Le gouvernement équatorien impute une partie de la responsabilité de la violence au groupe criminel vénézuélien Train de Aragua, que le président Daniel Noboa a désigné comme un facteur clé des mobilisations. Il a averti que les responsables de troubles à l’ordre public risquent jusqu’à 30 ans de prison pour terrorisme.
Les manifestations ont débuté mardi dernier, en réaction à une nouvelle augmentation des prix des carburants et à la suppression des subventions. Des mesures similaires avaient déjà provoqué des soulèvements en 2019 et 2022. La Conaie, qui a par le passé contribué à la chute de plusieurs présidents entre 1997 et 2005, dispose d’une forte capacité de mobilisation.
Pour tenter de maîtriser la crise, l’exécutif a décrété l’état d’exception dans huit des 24 provinces du pays et instauré des couvre-feux nocturnes dans cinq d’entre elles. Ces mesures n’ont cependant pas suffi à calmer le mécontentement.

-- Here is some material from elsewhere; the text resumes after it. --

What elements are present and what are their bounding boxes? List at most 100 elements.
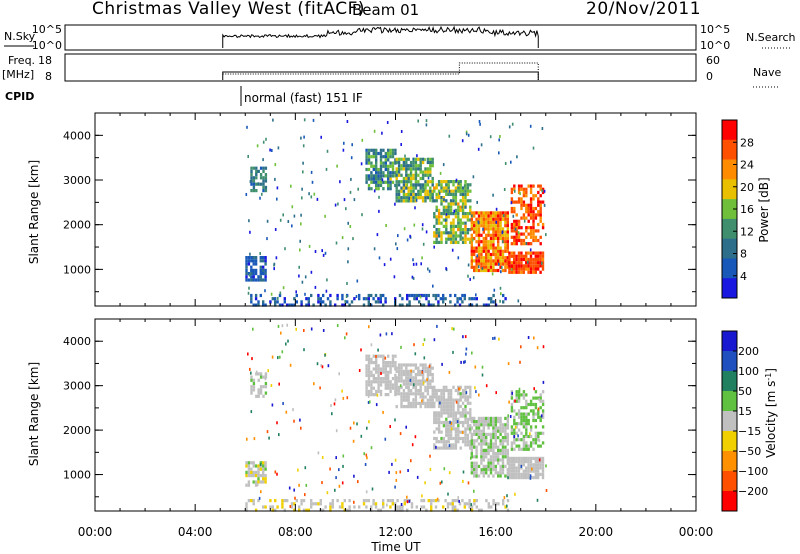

Les manifestants bloquent les routes avec des barricades et se heurtent directement aux forces de l’ordre dans différentes régions du pays.
La Conaie accuse le gouvernement de mener une “chasse sanglante contre le peuple”, dénonçant l’utilisation de “balles réelles, de dynamite et d’armes mortelles” contre les communautés autochtones. Elle a lancé un appel urgent aux Nations Unies et à la Commission interaméricaine des droits de l’homme pour qu’elles surveillent la situation.
L’organisation dénonce également des interruptions du signal téléphonique et de l’accès à Internet dans les zones de protestation, qu’elle considère comme une tentative de museler les voix dissidentes.
L’Organisation Alliance for Human Rights Equator signale au moins 48 blessés et 100 arrestations depuis le début des manifestations. Elle met en garde contre le risque de graves violations des droits de l’homme, notamment dans la province d’Imbabura où Efraín Fuerez a perdu la vie.
Le bureau du procureur équatorien a annoncé l’ouverture d’une enquête sur la mort du membre de la communauté autochtone. Les autorités judiciaires cherchent à recueillir des preuves et à déterminer les responsabilités dans l’utilisation d’armes à feu lors des affrontements.
Les communautés autochtones représentent environ 8 % de la population équatorienne, estimée à 17 millions d’habitants selon le dernier recensement, bien que certains chefs de mouvement avancent un chiffre de 25 % sur la base d’études anthropologiques.
La tension reste vive, avec la grève nationale en cours et une réponse gouvernementale axée sur la répression et le contrôle. L’issue de ce nouveau cycle de protestations pourrait avoir des conséquences importantes sur les politiques de subvention et les stratégies de dialogue entre l’État et les mouvements sociaux en Équateur.